The offices of the Borges Review of Books look out onto a creek that becomes a stream in the wintertime rain. Mrs. Rozhdestvensky, our bookkeeper and secretary, decorates for the Feast of the Nativity of Our Lord by painting scenes from the Christmas story on the walls, and on Christmas eve the whole staff heads to the stream for our Winterschwimmen.
You could say that everything we do at the Review is merely a passage from one winter swim to the next. The journeys to Tarlabaşı, hours in forgotten archives, knife fights and haircuts, slow summer conversations in Ciscaucasia, haggling with book dealers in Rajasthan, India and Muncie, Indiana, and breaking into private libraries in Ohio… all to justify our heavenly hours in the water on Christmas eve.
There’s a strange membership that forms in the offices of an unknown-but-world-historically-important publication and when that membership submerges itself in cold running water it becomes a chorus of the Eternal Guffaw.

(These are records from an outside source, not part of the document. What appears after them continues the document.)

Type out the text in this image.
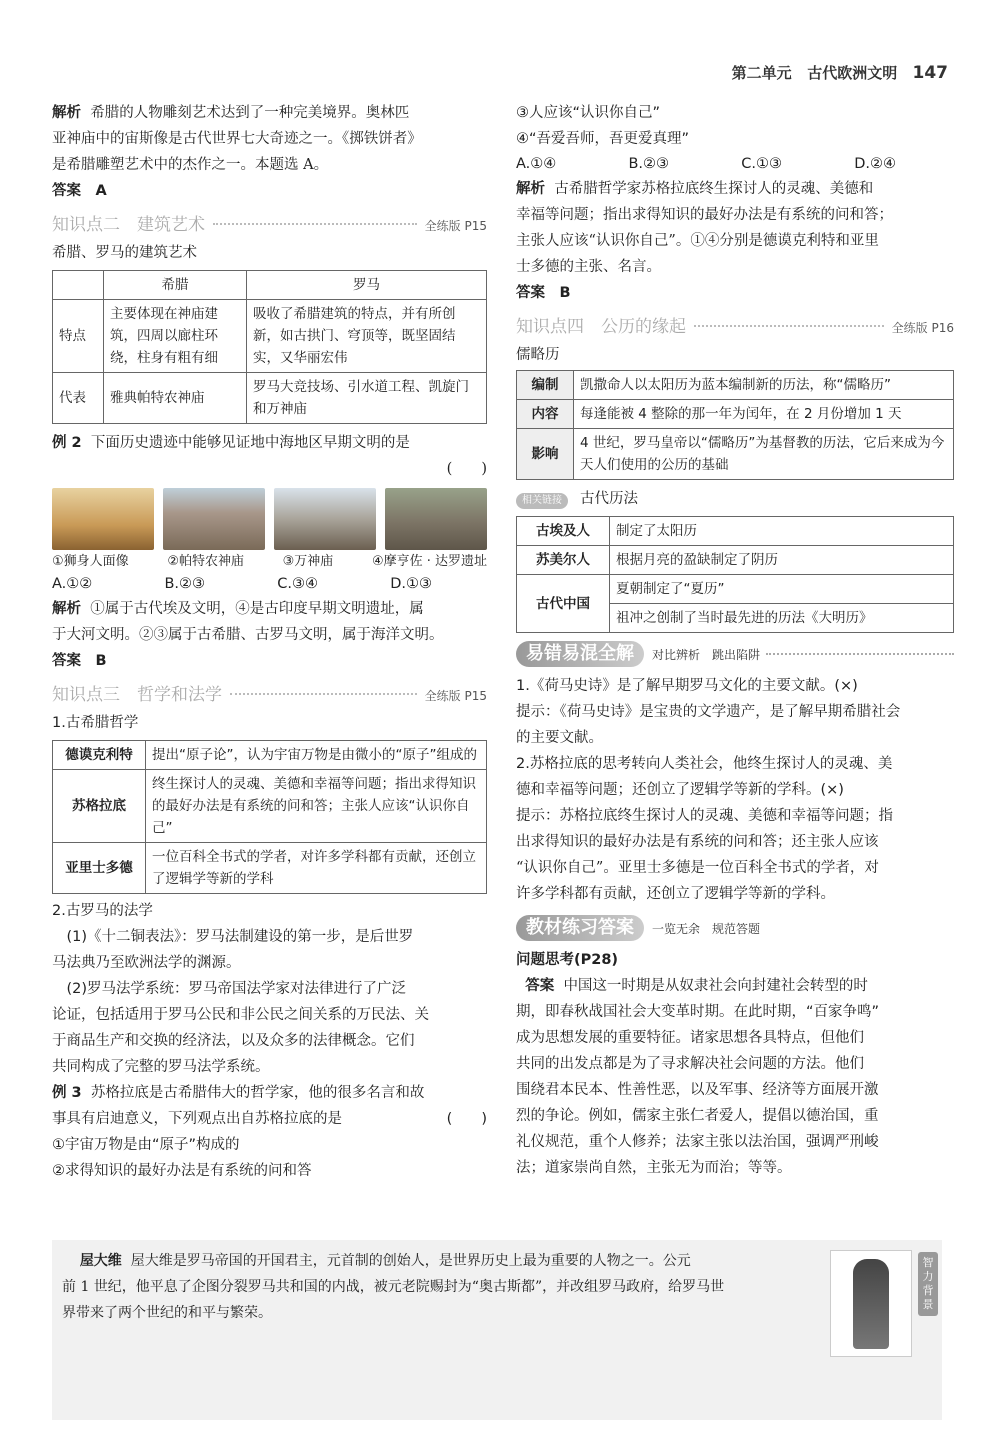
第二单元 古代欧洲文明 147

解析 希腊的人物雕刻艺术达到了一种完美境界。奥林匹

亚神庙中的宙斯像是古代世界七大奇迹之一。《掷铁饼者》

是希腊雕塑艺术中的杰作之一。本题选 A。

答案　A

知识点二　建筑艺术	全练版 P15

希腊、罗马的建筑艺术

	希腊	罗马
特点	主要体现在神庙建筑，四周以廊柱环绕，柱身有粗有细	吸收了希腊建筑的特点，并有所创新，如古拱门、穹顶等，既坚固结实，又华丽宏伟
代表	雅典帕特农神庙	罗马大竞技场、引水道工程、凯旋门和万神庙

例 2 下面历史遗迹中能够见证地中海地区早期文明的是

(　　)

①狮身人面像	②帕特农神庙	③万神庙	④摩亨佐 · 达罗遗址
A.①②	B.②③	C.③④	D.①③

解析 ①属于古代埃及文明，④是古印度早期文明遗址，属

于大河文明。②③属于古希腊、古罗马文明，属于海洋文明。

答案　B

知识点三　哲学和法学	全练版 P15

1.古希腊哲学

德谟克利特	提出“原子论”，认为宇宙万物是由微小的“原子”组成的
苏格拉底	终生探讨人的灵魂、美德和幸福等问题；指出求得知识的最好办法是有系统的问和答；主张人应该“认识你自己”
亚里士多德	一位百科全书式的学者，对许多学科都有贡献，还创立了逻辑学等新的学科

2.古罗马的法学

　(1)《十二铜表法》：罗马法制建设的第一步，是后世罗

马法典乃至欧洲法学的渊源。

　(2)罗马法学系统：罗马帝国法学家对法律进行了广泛

论证，包括适用于罗马公民和非公民之间关系的万民法、关

于商品生产和交换的经济法，以及众多的法律概念。它们

共同构成了完整的罗马法学系统。

例 3 苏格拉底是古希腊伟大的哲学家，他的很多名言和故

事具有启迪意义，下列观点出自苏格拉底的是	(　　)

①宇宙万物是由“原子”构成的

②求得知识的最好办法是有系统的问和答

③人应该“认识你自己”

④“吾爱吾师，吾更爱真理”

A.①④	B.②③	C.①③	D.②④

解析 古希腊哲学家苏格拉底终生探讨人的灵魂、美德和

幸福等问题；指出求得知识的最好办法是有系统的问和答；

主张人应该“认识你自己”。①④分别是德谟克利特和亚里

士多德的主张、名言。

答案　B

知识点四　公历的缘起	全练版 P16

儒略历

编制	凯撒命人以太阳历为蓝本编制新的历法，称“儒略历”
内容	每逢能被 4 整除的那一年为闰年，在 2 月份增加 1 天
影响	4 世纪，罗马皇帝以“儒略历”为基督教的历法，它后来成为今天人们使用的公历的基础

相关链接 古代历法

古埃及人	制定了太阳历
苏美尔人	根据月亮的盈缺制定了阴历
古代中国	夏朝制定了“夏历”
	祖冲之创制了当时最先进的历法《大明历》
易错易混全解	对比辨析　跳出陷阱

1.《荷马史诗》是了解早期罗马文化的主要文献。(×)

提示：《荷马史诗》是宝贵的文学遗产，是了解早期希腊社会

的主要文献。

2.苏格拉底的思考转向人类社会，他终生探讨人的灵魂、美

德和幸福等问题；还创立了逻辑学等新的学科。(×)

提示：苏格拉底终生探讨人的灵魂、美德和幸福等问题；指

出求得知识的最好办法是有系统的问和答；还主张人应该

“认识你自己”。亚里士多德是一位百科全书式的学者，对

许多学科都有贡献，还创立了逻辑学等新的学科。

教材练习答案	一览无余　规范答题

问题思考(P28)

答案 中国这一时期是从奴隶社会向封建社会转型的时

期，即春秋战国社会大变革时期。在此时期，“百家争鸣”

成为思想发展的重要特征。诸家思想各具特点，但他们

共同的出发点都是为了寻求解决社会问题的方法。他们

围绕君本民本、性善性恶，以及军事、经济等方面展开激

烈的争论。例如，儒家主张仁者爱人，提倡以德治国，重

礼仪规范，重个人修养；法家主张以法治国，强调严刑峻

法；道家崇尚自然，主张无为而治；等等。

屋大维 屋大维是罗马帝国的开国君主，元首制的创始人，是世界历史上最为重要的人物之一。公元

前 1 世纪，他平息了企图分裂罗马共和国的内战，被元老院赐封为“奥古斯都”，并改组罗马政府，给罗马世

界带来了两个世纪的和平与繁荣。

智力背景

There’s the legend of Christmas, made famous by Johnny Cash, that the animals spoke on the night of Jesus’ birth. Less known is the Kijk story of Christmas in which the trees learn to sing, and the birth in the cave is not a single event in a distant city of Israel but the unending founding of a new cosmos or the unending founding of new cosmoses. The Ciscaucasian trees sing quiet and low in an old, nearly forgotten dialect of Kijk. The only words in their song are names and the names given to names and the impressions made by names in the soil when they walk in the cool of the evening.

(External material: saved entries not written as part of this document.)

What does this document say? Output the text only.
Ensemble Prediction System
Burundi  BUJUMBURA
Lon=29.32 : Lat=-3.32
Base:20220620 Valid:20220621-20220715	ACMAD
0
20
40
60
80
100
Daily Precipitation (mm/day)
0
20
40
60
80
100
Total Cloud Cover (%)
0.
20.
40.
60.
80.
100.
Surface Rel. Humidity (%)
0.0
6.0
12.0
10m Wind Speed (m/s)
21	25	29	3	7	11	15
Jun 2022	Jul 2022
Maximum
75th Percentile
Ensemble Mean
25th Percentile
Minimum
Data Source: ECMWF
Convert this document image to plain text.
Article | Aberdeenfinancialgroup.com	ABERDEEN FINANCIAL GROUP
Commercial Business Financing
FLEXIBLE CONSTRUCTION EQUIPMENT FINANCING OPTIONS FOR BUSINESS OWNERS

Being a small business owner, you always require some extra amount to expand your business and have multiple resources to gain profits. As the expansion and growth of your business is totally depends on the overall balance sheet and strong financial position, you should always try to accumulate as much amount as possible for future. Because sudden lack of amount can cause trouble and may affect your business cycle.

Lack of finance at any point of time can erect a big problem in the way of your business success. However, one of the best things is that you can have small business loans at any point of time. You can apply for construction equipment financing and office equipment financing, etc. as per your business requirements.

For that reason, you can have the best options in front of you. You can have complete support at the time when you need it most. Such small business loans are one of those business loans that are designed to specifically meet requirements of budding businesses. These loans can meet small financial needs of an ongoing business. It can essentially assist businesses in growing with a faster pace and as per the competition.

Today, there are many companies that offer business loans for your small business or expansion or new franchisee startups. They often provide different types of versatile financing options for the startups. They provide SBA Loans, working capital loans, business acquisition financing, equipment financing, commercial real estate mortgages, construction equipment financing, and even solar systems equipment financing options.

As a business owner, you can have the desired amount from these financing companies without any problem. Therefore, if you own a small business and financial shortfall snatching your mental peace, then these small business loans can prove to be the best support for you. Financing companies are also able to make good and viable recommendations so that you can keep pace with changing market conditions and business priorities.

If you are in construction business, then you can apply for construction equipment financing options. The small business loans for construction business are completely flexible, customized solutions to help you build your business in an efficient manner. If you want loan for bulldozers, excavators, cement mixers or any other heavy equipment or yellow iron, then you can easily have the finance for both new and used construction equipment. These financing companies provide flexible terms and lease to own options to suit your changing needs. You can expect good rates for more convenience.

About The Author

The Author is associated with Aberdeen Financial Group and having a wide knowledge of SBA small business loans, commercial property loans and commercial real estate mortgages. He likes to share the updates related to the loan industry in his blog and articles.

Mrs. Rozhdestvensky stays in the stream longest. She swims and sings the songs she learned as a girl at the Bogoroditsye-Rozhdestvyenskiy monastyr. She kisses each of us once on the cheek and walks home through the woods. That’s the sign for all the Review’s staff to depart, and on my homeward walk, if the weather is mild and the birds are quieted by a passing hawk, I hear the murmuring song from the trunks and branches, the sweet Kijk names, heralding the arrival of the child, the founding of a new cosmos.